Agueda Sosa: "[La directrice des ressources humaines, Ana Isabel,] avait mis en place une atmosphère de tension et d’intimidation. Elle avait le plein soutien de l’entreprise qui, d’après ce que je sais, applique la même politique un peu partout. Cette entreprise n’a pas de bonnes relations avec la classe ouvrière. Mon expérience au sein du syndicat m’a permis de constater que Nestlé abuse des travailleurs et des travailleuses."

"Nestlé: le loup sous la peau de brebis"
Felipe Ozna: "Ce qu’ils nous ont fait est atroce. Arriver sur ton lieu de travail et voir la place pleine d’agents de la sécurité, comme s’il s’agissait d’une zone militarisée, ça a été un choc." "Je ne sais pas comment on fait pour survivre, c’est à force de sacrifices et grâce à l’aide de nos amis. Et lorsqu’on est syndicaliste, on a encore plus de mal a retrouver un emploi, car ils enquêtent sur ton passé sur des emplois occupés précédemment et bien souvent les portes se ferment." Comme Nestlé avait cessé de payer les primes d’assurance, il a dépensé tout le montant de la liquidation pour payer l’opération subie par sa femme en juillet.

"Les deux visages de Nestlé"
José Manuel Paulino: "La direction a agi de manière inhumaine, surtout tenant compte de l’effort réalisé par les employés depuis 2005, en acceptant d’organiser le travail à raison de trois équipes par jour, sept jours sur sept, un effort auquel tous les travailleurs et les travailleuses ont participé pour que l’entreprise s’en sorte.
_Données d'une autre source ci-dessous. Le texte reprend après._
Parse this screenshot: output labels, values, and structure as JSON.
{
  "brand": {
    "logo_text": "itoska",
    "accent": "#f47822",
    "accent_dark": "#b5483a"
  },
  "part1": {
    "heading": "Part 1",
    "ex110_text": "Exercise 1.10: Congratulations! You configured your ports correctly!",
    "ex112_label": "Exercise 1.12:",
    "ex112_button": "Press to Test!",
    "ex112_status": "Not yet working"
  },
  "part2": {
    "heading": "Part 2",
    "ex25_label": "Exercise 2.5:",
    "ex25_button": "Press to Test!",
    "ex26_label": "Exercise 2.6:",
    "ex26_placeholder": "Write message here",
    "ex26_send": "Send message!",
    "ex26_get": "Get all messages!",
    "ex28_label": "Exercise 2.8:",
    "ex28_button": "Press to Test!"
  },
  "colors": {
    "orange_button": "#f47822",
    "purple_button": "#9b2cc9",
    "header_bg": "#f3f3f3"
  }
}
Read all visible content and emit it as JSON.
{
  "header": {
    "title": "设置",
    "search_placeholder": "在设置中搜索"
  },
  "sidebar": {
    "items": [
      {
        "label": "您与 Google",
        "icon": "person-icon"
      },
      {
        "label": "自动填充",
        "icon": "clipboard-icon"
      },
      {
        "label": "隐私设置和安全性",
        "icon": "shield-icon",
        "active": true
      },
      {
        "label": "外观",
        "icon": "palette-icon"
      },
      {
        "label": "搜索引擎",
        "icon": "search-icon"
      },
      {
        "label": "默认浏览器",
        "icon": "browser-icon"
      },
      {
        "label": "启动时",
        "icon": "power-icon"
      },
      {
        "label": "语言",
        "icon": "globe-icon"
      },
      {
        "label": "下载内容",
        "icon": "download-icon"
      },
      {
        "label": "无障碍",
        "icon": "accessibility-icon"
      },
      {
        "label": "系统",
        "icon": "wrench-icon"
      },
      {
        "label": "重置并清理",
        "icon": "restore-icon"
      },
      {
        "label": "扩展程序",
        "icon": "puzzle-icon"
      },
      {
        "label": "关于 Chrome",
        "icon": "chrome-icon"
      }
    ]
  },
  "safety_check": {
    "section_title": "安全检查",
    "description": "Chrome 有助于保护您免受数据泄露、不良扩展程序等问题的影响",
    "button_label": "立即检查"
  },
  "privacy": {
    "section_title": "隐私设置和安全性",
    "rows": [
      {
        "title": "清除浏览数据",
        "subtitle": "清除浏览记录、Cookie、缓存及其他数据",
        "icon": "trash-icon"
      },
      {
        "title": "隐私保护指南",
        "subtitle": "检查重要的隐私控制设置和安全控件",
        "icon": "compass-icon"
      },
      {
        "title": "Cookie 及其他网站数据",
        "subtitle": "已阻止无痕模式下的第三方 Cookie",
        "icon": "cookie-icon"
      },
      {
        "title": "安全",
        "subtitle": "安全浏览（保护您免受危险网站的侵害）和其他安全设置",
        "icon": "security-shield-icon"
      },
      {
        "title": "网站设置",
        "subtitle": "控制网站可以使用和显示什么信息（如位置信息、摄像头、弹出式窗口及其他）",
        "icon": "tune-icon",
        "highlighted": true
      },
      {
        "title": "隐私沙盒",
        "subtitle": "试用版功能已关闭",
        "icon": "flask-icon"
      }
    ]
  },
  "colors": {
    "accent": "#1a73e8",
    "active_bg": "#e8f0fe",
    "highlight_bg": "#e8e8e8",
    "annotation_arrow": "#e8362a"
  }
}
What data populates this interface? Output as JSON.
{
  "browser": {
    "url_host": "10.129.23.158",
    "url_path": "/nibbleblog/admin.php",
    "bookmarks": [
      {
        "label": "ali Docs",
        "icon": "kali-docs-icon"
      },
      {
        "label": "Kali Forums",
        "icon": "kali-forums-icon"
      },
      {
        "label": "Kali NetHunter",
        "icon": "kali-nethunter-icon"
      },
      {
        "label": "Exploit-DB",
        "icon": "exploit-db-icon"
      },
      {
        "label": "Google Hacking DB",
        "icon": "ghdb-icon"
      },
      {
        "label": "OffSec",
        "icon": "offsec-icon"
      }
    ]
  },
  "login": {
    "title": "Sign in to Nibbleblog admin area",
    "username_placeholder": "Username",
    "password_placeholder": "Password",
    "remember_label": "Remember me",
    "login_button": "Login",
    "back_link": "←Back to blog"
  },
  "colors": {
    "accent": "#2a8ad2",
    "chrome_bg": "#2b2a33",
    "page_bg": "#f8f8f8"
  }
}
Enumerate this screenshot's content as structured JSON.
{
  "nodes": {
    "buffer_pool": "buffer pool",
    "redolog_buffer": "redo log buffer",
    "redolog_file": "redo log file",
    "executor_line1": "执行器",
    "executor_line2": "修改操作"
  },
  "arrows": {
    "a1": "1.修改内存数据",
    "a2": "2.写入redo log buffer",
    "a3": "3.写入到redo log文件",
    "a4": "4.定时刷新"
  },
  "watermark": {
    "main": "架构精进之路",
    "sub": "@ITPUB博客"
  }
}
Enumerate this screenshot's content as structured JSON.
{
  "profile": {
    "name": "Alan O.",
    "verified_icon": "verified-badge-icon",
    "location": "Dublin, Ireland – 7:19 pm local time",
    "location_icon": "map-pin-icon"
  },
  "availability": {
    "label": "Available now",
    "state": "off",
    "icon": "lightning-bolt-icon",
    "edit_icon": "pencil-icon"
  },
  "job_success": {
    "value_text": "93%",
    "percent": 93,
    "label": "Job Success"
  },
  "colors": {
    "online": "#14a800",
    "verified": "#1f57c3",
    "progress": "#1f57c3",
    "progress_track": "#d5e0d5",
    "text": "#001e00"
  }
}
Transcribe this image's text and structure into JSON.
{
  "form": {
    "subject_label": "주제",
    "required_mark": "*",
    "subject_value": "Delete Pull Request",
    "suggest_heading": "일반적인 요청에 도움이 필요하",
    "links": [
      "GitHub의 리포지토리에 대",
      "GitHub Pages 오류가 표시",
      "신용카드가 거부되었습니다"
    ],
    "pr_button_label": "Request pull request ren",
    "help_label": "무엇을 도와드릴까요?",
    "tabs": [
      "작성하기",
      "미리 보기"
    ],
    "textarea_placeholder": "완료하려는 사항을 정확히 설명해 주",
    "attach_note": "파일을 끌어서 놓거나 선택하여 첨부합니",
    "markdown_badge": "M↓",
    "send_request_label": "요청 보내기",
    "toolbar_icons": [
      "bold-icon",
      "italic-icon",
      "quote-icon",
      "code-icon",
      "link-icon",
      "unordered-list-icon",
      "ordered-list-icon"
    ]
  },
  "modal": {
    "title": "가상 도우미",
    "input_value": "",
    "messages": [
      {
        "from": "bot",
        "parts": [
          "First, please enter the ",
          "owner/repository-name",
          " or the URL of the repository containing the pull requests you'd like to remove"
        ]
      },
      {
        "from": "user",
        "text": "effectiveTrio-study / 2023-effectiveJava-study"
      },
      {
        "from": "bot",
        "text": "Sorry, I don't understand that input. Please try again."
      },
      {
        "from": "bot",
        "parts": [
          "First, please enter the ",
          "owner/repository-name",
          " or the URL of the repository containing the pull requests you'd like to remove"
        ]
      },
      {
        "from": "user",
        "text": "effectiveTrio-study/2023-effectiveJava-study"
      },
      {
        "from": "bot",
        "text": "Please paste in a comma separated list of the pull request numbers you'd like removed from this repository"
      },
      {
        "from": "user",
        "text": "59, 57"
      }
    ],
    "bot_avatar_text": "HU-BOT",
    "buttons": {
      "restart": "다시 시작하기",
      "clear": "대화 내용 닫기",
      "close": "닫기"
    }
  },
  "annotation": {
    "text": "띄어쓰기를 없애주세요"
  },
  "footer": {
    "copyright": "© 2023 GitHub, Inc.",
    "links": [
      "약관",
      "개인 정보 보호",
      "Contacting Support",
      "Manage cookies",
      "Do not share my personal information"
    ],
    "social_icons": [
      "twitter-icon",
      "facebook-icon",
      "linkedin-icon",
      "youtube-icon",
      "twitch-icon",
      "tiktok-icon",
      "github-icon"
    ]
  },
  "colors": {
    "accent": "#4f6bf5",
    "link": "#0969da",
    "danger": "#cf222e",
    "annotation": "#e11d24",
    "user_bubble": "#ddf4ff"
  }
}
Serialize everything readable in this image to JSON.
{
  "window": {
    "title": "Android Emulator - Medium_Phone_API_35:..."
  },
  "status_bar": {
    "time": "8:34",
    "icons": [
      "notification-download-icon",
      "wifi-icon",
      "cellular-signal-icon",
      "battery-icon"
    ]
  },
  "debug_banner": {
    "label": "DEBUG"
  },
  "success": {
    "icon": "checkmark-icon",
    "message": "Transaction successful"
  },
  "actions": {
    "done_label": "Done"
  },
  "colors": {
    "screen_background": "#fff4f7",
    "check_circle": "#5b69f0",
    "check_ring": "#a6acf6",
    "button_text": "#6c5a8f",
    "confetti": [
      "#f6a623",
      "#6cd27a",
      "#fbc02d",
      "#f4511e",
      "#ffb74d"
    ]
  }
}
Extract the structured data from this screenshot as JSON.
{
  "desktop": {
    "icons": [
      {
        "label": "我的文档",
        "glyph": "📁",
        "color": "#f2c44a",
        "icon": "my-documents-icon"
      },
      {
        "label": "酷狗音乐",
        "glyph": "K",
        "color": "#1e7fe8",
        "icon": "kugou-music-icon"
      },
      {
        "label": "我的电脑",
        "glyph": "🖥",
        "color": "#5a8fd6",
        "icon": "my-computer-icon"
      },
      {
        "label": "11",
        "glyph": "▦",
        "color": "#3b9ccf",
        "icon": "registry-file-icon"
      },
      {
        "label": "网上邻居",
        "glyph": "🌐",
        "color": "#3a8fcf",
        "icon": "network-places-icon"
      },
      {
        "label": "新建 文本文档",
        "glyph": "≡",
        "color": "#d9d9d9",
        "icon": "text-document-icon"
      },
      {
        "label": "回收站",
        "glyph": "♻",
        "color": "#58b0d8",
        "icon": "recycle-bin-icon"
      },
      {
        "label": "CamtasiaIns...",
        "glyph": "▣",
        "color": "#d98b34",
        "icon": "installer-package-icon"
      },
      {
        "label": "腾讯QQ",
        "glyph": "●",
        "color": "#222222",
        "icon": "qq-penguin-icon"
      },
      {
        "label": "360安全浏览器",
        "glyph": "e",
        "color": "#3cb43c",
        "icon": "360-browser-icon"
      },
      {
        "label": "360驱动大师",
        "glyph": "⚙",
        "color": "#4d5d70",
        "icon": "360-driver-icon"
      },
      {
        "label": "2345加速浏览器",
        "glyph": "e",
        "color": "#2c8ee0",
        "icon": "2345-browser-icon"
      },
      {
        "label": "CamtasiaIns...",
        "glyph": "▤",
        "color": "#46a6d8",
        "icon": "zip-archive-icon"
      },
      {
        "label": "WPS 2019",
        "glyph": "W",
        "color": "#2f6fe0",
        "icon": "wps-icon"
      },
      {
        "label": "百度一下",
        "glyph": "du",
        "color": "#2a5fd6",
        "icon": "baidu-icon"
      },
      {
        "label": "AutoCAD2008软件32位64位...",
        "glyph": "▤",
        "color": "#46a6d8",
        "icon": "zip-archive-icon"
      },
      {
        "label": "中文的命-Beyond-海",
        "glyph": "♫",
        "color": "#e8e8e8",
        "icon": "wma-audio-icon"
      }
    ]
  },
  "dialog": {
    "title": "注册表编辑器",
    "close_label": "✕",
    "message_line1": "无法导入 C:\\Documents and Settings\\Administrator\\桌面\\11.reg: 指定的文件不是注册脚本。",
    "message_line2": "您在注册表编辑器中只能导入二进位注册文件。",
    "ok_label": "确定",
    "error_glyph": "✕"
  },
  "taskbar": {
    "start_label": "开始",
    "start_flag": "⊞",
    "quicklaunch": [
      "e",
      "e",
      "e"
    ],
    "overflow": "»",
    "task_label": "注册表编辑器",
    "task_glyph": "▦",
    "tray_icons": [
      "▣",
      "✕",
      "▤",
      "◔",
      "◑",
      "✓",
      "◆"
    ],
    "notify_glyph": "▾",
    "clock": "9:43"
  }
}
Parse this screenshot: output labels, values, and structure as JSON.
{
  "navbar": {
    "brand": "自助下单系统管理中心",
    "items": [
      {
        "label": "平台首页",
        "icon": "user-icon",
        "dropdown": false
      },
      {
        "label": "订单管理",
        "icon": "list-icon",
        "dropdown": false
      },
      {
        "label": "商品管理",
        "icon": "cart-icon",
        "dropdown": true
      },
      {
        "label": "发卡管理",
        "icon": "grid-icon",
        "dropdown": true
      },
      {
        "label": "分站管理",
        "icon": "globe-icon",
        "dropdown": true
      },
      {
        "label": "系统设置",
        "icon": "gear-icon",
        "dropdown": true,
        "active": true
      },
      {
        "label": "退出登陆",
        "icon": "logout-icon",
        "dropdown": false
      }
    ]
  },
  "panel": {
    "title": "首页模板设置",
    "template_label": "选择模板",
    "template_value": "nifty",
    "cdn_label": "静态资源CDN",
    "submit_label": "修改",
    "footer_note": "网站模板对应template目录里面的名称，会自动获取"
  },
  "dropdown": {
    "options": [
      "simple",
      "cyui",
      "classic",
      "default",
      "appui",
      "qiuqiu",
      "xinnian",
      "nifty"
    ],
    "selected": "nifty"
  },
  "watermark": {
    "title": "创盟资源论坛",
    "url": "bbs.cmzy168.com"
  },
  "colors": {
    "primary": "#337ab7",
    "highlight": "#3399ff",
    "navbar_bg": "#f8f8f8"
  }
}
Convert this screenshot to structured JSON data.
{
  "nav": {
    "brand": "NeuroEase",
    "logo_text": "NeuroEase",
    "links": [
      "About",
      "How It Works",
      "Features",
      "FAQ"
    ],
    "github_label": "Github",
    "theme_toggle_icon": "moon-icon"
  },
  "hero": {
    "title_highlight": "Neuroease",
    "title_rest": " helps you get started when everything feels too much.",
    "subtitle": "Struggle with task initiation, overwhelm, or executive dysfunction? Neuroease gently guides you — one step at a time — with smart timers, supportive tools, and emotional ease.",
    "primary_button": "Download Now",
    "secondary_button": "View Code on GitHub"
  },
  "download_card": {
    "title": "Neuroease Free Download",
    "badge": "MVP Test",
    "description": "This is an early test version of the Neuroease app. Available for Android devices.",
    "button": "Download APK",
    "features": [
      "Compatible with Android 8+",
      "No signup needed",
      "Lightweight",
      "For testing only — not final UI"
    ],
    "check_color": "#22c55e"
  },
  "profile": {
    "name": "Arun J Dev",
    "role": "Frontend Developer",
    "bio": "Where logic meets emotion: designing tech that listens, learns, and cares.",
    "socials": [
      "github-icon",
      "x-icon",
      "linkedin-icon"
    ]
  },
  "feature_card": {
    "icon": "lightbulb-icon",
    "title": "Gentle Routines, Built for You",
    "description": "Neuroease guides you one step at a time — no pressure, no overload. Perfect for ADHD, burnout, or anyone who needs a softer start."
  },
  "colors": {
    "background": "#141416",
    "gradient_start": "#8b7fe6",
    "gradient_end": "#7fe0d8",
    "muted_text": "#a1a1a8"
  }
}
Et voilà qu’en guise de remerciement, on nous assène un coup fourré comme celui-ci."

Le parcours de Nestlé Amérique latine est parsemé d’usines fermées furtivement, en contournant les syndicats et en dupant les travailleurs par des incitations à accepter les plans sociaux.

En mars 1998, Nestlé a fermé son usine à Tres Corações, au Brésil, pendant le week-end, et n’a informé les travailleurs qu’à la dernière minute pour éviter d’avoir affaire au syndicat.

En avril 2003, l’entreprise a fermé son usine de Llopango, au Salvador, du jour au lendemain, en licenciant 97 travailleurs, et en Équateur, la raison sociale de son usine de produits laitiers a été changée, obligeant les 200 travailleurs à accepter de nouveaux contrats, qui contenaient des incitations généreuses pour ceux qui démissionneraient volontairement. Deux ans plus tard, il n’y avait plus aucun travailleur permanent – ni de syndicat – à l’usine, qui tourne avec des travailleurs temporaires.

En septembre 2003, Nestlé s’est débarrassé du syndicat et des travailleurs fixes de son centre laitier de Valledupar (Colombie), en obligeant les travailleurs à accepter un plan social au moment même où une réunion entre la direction et les dirigeants syndicaux se déroulait dans la lointaine Bogota.


Avant cette dernière violation, l’usine de crème glacée avait été le théâtre de nombreux abus de la part de la direction, notamment en novembre 2007, lorsque Nestlé a licencié 11 travailleurs/euses juste après la tempête tropicale Noël (cliquer ici pour lire l’article), et en janvier 2007, lorsque l’entreprise a licencié 45 travailleurs pour les remplacer par des travailleurs temporaires.